After a brief, tearful goodbye with my family on move-in day, I ventured to the quad with the other first-years to attend a fun welcome event.
There, I bonded with some new friends over popsicles, cornhole and spikeball. We formed a group chat so we could make plans together in the future, and promised to hang out later that night.
The unforgettable memories we'd share together over the next four years would inspire the stories I plan to tell my future kids when they ask me: “Mom, what was college like?”
I’ll recount fond memories of our weekly horror movie marathons, the times we rushed Franklin Street after a UNC basketball victory against Duke and our late-night runs to Time Out.
Of course, my first-year experience did not live up to these campy expectations. I soon realized that my preconceived notions about college were rather unrealistic. Within just a few weeks, the idealism that I brought to college during move-in day vanished.
Lonely. If I could encapsulate my freshman year into one word, that would be it.
At the risk of oversharing, I didn’t hit the friendship jackpot until relatively late in the year. As the semester progressed, friend groups solidified. I found it increasingly difficult to bond with anyone. I quickly became tired of putting myself out there, only to receive flaky, disinterested responses when I asked if someone wanted to hang out.

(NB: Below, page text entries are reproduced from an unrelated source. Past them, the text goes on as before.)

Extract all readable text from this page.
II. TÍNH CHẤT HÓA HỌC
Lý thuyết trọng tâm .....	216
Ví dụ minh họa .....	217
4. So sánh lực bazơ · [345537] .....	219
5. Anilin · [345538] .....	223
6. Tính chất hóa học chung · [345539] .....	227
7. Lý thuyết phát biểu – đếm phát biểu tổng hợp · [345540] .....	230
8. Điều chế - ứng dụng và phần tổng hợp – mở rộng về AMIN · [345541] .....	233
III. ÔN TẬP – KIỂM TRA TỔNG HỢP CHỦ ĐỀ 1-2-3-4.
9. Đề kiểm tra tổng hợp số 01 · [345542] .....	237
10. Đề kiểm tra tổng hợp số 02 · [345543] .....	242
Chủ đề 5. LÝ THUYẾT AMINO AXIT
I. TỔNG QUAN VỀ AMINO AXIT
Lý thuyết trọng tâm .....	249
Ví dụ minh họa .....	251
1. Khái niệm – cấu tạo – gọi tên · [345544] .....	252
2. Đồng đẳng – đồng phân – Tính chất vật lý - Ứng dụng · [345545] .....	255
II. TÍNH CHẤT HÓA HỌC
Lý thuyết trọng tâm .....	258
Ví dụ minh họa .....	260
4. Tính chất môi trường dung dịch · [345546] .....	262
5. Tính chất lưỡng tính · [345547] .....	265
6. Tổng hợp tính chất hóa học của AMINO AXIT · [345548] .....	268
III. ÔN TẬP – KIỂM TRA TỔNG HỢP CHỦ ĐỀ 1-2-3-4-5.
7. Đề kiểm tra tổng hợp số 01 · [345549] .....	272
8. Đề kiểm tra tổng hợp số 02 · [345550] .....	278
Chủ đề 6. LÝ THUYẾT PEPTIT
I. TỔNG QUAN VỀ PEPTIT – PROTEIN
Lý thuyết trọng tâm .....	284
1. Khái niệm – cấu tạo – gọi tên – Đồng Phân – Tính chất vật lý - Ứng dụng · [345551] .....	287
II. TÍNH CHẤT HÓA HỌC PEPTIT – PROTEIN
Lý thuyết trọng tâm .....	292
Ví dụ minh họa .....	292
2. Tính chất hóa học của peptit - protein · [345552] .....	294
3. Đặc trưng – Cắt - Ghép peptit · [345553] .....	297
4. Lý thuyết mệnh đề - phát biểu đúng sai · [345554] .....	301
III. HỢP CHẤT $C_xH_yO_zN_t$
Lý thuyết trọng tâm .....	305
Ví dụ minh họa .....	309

I realize now that I shouldn’t have beaten myself over my struggle to find “my people,” as my experience wasn't unique. A study by Psychology Today found that 64 percent of surveyed college students have reported feeling extremely lonely in the last year. Many attribute it to “unmet social expectations.”
College, however, was isolating in ways that superseded my social life. At UNC, everyone seemingly knew exactly what they wanted to pursue career-wise and had the exemplary grades they needed to do it post-graduation.